Enneagram Type One relationship with Enneagram Type Two

Enneagram Type One with Enneagram Type Two

Why the Attraction?
• This is a common pairing. Ones are attracted to the warmth, vivaciousness, friendliness and generous
attention given by Twos.
• Twos are attracted to the obvious strength of character, integrity, honesty, sense of purpose and desire to help
people and improve the world of Ones.
• Both are dutiful, responsible and service-oriented and admire that in each other. They each focus their
attention on the needs of others rather than on themselves.
• Twos are also drawn to the Ones steadiness, conscientiousness, dependability and emotional self-control.
• Ones are drawn to the Twos nurturance, feeling-orientation, sociability, liveliness, cheerfulness and bigheartedness.

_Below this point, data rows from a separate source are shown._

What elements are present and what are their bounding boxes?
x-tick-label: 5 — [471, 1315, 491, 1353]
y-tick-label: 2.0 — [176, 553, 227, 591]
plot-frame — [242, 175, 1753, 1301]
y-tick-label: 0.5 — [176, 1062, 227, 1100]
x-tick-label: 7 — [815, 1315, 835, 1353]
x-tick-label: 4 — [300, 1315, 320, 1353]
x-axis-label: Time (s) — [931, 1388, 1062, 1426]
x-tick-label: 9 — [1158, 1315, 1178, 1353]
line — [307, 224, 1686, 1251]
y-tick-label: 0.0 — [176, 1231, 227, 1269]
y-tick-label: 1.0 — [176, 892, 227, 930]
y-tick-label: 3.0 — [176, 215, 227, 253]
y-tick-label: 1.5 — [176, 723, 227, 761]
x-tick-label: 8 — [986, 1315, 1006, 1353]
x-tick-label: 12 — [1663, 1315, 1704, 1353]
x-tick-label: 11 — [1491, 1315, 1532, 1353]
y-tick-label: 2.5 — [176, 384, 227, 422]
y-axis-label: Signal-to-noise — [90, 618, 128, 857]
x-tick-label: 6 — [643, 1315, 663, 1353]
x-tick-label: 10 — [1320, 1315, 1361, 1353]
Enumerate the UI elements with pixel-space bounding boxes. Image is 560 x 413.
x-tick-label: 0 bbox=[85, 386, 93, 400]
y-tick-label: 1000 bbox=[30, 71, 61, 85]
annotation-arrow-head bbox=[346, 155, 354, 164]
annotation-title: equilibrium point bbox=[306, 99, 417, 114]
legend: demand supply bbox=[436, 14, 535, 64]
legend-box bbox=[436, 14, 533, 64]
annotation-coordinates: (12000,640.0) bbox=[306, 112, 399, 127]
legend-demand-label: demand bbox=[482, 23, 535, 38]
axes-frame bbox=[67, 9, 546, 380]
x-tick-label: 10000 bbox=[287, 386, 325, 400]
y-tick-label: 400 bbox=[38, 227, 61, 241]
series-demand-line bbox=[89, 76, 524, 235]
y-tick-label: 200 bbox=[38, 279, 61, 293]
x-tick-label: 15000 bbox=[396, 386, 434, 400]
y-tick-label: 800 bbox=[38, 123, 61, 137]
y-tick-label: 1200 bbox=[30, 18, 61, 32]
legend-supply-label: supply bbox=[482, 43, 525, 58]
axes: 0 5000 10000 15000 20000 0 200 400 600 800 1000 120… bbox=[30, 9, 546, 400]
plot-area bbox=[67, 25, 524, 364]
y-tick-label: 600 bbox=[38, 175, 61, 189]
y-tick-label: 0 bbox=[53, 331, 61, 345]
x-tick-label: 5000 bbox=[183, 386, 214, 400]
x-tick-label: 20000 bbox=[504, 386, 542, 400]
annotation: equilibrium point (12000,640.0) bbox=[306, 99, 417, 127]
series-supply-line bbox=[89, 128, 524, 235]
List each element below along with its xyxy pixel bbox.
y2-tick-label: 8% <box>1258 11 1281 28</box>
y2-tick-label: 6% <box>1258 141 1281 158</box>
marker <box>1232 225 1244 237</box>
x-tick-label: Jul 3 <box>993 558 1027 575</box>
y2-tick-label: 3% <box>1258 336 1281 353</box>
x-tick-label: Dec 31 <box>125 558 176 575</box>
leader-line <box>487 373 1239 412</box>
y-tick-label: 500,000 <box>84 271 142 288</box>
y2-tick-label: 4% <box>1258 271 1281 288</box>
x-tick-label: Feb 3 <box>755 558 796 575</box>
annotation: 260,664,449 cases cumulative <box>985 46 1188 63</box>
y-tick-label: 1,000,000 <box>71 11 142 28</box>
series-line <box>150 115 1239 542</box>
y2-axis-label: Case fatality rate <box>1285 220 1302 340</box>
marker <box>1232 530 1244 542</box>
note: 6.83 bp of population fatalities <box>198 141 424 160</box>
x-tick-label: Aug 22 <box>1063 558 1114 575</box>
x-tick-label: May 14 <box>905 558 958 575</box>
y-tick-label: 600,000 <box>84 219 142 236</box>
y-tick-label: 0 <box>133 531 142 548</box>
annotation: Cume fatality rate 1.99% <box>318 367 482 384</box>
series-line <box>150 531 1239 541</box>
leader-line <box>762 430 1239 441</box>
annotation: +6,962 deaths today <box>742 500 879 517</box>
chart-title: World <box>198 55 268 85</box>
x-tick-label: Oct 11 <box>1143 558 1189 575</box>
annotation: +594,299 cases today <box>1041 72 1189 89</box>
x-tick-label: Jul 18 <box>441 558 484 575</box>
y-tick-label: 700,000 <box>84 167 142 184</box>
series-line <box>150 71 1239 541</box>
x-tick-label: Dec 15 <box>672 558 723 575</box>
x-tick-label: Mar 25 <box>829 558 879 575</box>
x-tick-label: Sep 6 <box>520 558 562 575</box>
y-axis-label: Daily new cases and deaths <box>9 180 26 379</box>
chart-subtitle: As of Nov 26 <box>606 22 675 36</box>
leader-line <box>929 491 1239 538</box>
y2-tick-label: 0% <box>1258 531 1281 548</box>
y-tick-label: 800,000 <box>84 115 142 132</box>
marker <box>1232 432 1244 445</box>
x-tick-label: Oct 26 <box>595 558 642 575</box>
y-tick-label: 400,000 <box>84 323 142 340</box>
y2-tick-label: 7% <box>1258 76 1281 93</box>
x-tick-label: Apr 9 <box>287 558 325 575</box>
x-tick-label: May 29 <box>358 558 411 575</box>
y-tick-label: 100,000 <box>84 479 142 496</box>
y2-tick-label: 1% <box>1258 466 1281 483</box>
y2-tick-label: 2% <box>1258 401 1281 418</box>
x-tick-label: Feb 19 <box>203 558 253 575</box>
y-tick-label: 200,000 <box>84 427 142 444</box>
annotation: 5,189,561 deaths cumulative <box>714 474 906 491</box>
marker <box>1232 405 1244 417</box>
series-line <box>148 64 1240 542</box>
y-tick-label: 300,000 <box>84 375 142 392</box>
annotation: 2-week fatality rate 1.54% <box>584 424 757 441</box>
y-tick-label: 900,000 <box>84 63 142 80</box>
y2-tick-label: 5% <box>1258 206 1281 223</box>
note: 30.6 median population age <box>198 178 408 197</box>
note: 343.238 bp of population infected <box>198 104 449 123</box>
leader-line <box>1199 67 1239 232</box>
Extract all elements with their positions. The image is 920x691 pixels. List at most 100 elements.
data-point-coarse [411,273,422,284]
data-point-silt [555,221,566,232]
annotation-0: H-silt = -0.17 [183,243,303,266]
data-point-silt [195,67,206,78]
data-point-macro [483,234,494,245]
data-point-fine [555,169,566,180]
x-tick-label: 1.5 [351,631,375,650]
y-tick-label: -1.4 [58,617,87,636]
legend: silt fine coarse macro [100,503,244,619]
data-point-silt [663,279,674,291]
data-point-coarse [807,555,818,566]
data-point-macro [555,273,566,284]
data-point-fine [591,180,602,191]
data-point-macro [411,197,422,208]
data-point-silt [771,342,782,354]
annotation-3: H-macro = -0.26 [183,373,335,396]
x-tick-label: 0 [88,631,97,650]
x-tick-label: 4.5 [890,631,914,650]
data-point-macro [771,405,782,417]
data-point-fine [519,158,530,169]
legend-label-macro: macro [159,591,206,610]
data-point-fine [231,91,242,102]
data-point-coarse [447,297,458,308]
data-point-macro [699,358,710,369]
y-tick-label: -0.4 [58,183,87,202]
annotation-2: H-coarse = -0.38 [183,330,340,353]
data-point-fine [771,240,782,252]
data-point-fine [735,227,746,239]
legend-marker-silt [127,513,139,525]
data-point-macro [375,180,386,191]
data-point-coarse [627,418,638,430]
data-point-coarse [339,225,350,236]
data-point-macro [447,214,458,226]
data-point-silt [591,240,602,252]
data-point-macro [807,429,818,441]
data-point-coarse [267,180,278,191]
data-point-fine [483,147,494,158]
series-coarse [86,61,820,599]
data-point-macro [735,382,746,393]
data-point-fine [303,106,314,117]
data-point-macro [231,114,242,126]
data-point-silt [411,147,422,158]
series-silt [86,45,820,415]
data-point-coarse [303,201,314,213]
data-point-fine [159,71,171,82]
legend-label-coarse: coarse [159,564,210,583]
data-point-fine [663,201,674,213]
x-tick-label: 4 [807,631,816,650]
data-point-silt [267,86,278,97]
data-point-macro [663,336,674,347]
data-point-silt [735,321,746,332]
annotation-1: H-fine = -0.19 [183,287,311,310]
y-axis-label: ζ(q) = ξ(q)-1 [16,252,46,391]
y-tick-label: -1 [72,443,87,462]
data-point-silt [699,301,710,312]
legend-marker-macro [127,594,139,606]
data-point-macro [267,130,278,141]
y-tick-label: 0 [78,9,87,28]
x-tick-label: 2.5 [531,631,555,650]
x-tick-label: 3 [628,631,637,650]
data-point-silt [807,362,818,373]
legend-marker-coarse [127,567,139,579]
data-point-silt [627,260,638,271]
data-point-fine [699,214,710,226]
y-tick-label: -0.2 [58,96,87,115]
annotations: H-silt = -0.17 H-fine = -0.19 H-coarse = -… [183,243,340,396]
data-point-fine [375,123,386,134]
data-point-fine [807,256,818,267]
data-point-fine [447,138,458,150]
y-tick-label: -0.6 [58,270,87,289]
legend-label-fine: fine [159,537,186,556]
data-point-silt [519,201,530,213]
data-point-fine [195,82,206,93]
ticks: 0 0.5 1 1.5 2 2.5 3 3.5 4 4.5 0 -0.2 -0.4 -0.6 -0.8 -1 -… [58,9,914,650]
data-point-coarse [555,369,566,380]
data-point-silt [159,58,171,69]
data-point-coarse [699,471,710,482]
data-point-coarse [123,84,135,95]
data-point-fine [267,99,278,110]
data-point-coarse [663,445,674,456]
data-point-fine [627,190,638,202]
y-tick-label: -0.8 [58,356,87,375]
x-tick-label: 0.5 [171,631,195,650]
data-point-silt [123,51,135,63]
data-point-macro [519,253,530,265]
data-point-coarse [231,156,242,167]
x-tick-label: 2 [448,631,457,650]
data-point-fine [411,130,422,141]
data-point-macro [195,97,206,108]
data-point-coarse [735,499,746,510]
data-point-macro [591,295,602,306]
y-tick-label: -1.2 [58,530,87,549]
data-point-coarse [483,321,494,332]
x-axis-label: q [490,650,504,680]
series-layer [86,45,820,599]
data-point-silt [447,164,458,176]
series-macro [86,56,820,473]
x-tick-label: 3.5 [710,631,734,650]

• Twos instantly recognize Ones obvious need for more pleasure in their life and Twos are only too happy to
help Ones meet that need, with the hope of love, approval and appreciation in return, of course.
• Ones are pleased to have someone that helps to soften and warm up their reserve and develop more of a
social life. Twos are pleased to have someone that appreciates them and offers emotional stability and
consistency during their moments of emotional turmoil, fear of rejection and/or abandonment.
• Both are aware of the suffering in the world and share a common vision of alleviating it. It is not uncommon
that this pair first meets at work, in one of the helping professions, or at a social cause – perhaps even in a
volunteer capacity.

Some Shared Positive Traits
• Both have high ideals of giving
• Both can have strong ethical standards
• Both focus on helping others
• Both are dutiful and like to be useful
• Both are service-oriented and humanitarian
• Both willingly take on responsibilities
• Both can do a good job of serving each other
• When healthy, both are mature and independent
• Both feel as if they know what is best for others

Some Shared Negative Traits
• Both suppress their own needs and desires
• Both can neglect each other by serving others’ needs first
• Both have difficulty expressing their own needs directly
• Ulterior motives and unstated agendas surface if Ones and Twos aren’t getting what they want out of the
relationship
• Ones and Twos won’t admit to themselves they have needs that aren’t being satisfied
• Both can stay in an unfulfilling relationship – Ones feel divorce is wrong and Twos can be too dependent to
leave
• Asking for what they really want feels selfish

Differing Traits (and Potential Sources of Frustration or Balance)
• In service of principles then people (Ones) vs. In service of people then principles (Twos)
• Do the right thing (Ones) vs. Do the merciful thing (Twos)
• Rational and Critical (Ones) vs. Emotional and Flattering (Twos)
• Work-oriented (Ones) vs. Relationship-oriented (Twos)
• Like autonomy (Ones) vs. Like merging (Twos)
• Restrained in expressing positive feelings (Ones) vs. Unrestrained in expressing positive feelings (Twos)
• See the flaws in people to be “fixed” (Ones) vs. See the beauty in people to be loved (Twos)

Potential Problems
• Twos can see Ones as unemotional, inflexible, judgmental workaholics who don’t make time for the
relationship, for socializing or for fun. Ones can see Twos as overly helpful, intrusive, emotionally needy
and dependent. Ones can be repulsed by Twos giving to get, manipulation, people-pleasing, hedonism and
“doormat” qualities.
• Twos often give advice as a way to help. Unfortunately, Ones often take Two’s advice as criticism, get
defensive and counter with criticism. Ones can see Twos as emotionally unstable. Ones can make Twos feel
that they seldom get anything right. All of this causes Twos to feel rejected, unappreciated, taken for
granted, inferior and alienated.
• Ones can see Twos as too: intrusive, needy, dependent, emotionally manipulative, possessive, prideful, in
need of constant attention and unable to be alone, hovering, unnecessarily helpful and advice giving, unable
to attend to own needs, meddlesome, pleasure-seeking and having poor boundaries.
• Twos can see Ones as too: emotionally inhibited, moralistic, workaholic, judgmental, resentful, suppressed,
critical, inflexible, unappreciative, easily upset when things down go as they expected, hard on themselves,
worrisome, pleasure-denying, narrow-minded, rigid, and unable to relax.

Advice

For Ones
• Show sincere appreciation when Twos try to help, even if you think they’re over-helping. Twos just want to
be loved.
• Spend time with your Two and make time for fun.
• Express positive feelings. Twos like hearing they’re loved.

For Twos
• Develop your independence and nurture your own needs.
• Ones feel personally obligated. They suppress anger by working hard. Understand that they’re not rejecting
you.
• Practice emotional steadiness when dealing with Ones.
• Practice asking for what you need directly.